A pipeline to detect lanes in a video stream using perspective transform, histogram peaks, and a polynomial curve fit.
The goals / steps of this project are the following:
- Compute a camera calibration matrix and distortion coefficients given a set of chessboard images.
- Apply a distortion correction to raw images.
- Use color transforms, gradients, etc., to create a thresholded binary image.
- Apply a perspective transform to rectify binary image ("birds-eye view").
- Detect lane pixels and fit to find the lane boundary.
- Determine the curvature of the lane and vehicle position with respect to center.
- Warp the detected lane boundaries back onto the original image.
- Output visual display of the lane boundaries and numerical estimation of lane curvature and vehicle position.
The code for this step is contained in the first section of the jupyter notebook advanced_lane_finding.ipynb.
I start by preparing "object points", which will be the (x, y, z) coordinates of the chessboard corners in the world. Here I am assuming the chessboard is fixed on the (x, y) plane at z=0, such that the object points are the same for each calibration image. Thus, objp is just a replicated array of coordinates, and objpoints will be appended with a copy of it every time I successfully detect all chessboard corners in a test image. imgpoints will be appended with the (x, y) pixel position of each of the corners in the image plane with each successful chessboard detection.
I then used the output objpoints and imgpoints to compute the camera calibration and distortion coefficients using the cv2.calibrateCamera() function. I applied this distortion correction to the test image using the cv2.undistort() function and obtained this result:
To demonstrate this step, I will describe the image processing pipeline using one of the test images like this one:

I used a combination of color and gradient thresholds to generate a binary image (thresholding steps at in Step 3 of the jupyter notebook). I found success by converting the image to HSL colorspace and thresholding the x-gradient of the L-channel and directly thresholding the S-channel. Here's an example of my output for this step.

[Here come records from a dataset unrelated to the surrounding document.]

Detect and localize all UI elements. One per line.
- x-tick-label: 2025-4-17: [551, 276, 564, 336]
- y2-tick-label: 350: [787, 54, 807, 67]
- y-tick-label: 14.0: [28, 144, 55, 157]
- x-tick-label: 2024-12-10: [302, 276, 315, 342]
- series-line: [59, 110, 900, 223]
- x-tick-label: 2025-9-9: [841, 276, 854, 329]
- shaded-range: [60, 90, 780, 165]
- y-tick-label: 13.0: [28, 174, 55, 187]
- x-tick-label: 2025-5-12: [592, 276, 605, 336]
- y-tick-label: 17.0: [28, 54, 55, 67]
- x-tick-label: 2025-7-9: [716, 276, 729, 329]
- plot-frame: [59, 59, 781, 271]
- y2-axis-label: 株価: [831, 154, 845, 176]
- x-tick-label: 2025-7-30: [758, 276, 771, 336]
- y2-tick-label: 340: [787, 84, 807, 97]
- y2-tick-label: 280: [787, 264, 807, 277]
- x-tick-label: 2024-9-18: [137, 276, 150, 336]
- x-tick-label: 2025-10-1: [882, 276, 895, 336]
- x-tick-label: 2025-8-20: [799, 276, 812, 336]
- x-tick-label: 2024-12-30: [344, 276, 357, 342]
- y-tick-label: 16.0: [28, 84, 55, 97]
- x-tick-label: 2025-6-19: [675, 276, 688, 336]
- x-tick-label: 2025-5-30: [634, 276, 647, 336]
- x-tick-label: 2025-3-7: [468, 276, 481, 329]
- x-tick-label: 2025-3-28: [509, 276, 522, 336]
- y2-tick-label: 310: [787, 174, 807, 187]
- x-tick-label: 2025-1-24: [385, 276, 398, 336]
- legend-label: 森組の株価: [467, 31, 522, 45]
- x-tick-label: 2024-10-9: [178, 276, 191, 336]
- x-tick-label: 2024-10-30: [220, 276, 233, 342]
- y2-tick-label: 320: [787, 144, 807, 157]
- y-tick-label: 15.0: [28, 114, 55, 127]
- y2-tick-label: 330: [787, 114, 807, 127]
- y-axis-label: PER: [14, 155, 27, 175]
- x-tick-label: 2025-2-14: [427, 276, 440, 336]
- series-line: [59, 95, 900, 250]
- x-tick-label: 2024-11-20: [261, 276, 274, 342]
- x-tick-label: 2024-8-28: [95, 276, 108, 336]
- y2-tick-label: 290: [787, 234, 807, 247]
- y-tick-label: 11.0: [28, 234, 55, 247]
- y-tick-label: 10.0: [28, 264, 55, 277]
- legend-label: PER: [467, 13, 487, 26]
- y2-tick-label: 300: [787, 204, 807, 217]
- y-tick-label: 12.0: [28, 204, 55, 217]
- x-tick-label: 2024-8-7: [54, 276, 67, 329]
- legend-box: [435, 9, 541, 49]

The code for my perspective transform includes a function called warper(), which appears in lines 1 through 8 in the file example.py (output_images/examples/example.py) (or, for example, in the 3rd code cell of the IPython notebook). The warper() function takes as inputs an image (img), as well as source (src) and destination (dst) points. I chose the hardcode the source and destination points in the following manner:
src_pts = np.float32([(594,450),
(692,450),
(250,680),
(1050,680)])
loc = 380
dst_pts = np.float32([(loc,0),
(w-loc,0),
(loc,h),
(w-loc,h)])This resulted in the following source and destination points:
| Source | Destination |
|---|---|
| 594, 450 | 380, 0 |
| 250, 680 | 380, 720 |
| 1050, 680 | 900, 720 |
| 692, 450 | 900, 0 |
I verified that my perspective transform was working as expected by drawing the src and dst points onto a test image and its warped counterpart to verify that the lines appear parallel in the warped image.
The entire pipeline so far looks like this:
This method is found in Step 4 of the jupyter notebook. To find the lanes, first I took a histogram of the thresholded and warped image. The I used a sliding window approach, centered around the two histogram peaks (one on each side of the image) to collect the pixel coordinates that are non-zero. After collecting non-zero pixel coordinates, I fed those points into the numpy polyfit function to get a polynomial. I then drew each polynomial onto the image with separate colors and filled the space in the middle with green. This is painted onto an image that still has transformed perspective, and overlayed onto the original later. At this point, the processed image looks like this:
In the same function, I calculated the center distance in the same function by determining the offset between the center of the image and the average location of the two lanes.
In Step 6 I calculated the radius of curvature of the lane at the bottom of the image (i.e. the current location of the car) for each lane, averaged them together, and wrote the result on the image.
This is done in Step 5. To add the result back onto the original image, I simply do a perspective transform again, but with the inverse matrix. Then I overlay the transformed image onto the original using cv2.addWeighted() and write the center distance onto the image. This is the final result:
Here's a link to my video result
I spent too much time getting the binary thresholding to work well for the image I chose to test on and forgot to test it out on different images with different challenges, such as one where the pavement color changes in a line along the middle of the lane. So the pipeline works pretty well when the pavement changes to concrete and in shadowy conditions due to the color thresholding and gradient thresholding technique I used, but there are plenty of different scenarios where it breaks down. Second, I had no method to drop the lanes and start from scratch if it appeared to fit a lane that didn't make sense. For the project video this was fine, but for more challenging videos, if the lane position is drawn way off in one frame, it has a tendency to stay there for quite awhile since I look around the previously detected lane for the lane in the next frame. This would of course be catastrophic. Luckily, engineers spend more than just a couple weeks refining their techniques before it is considered ready to run on a real autonomous vehicle.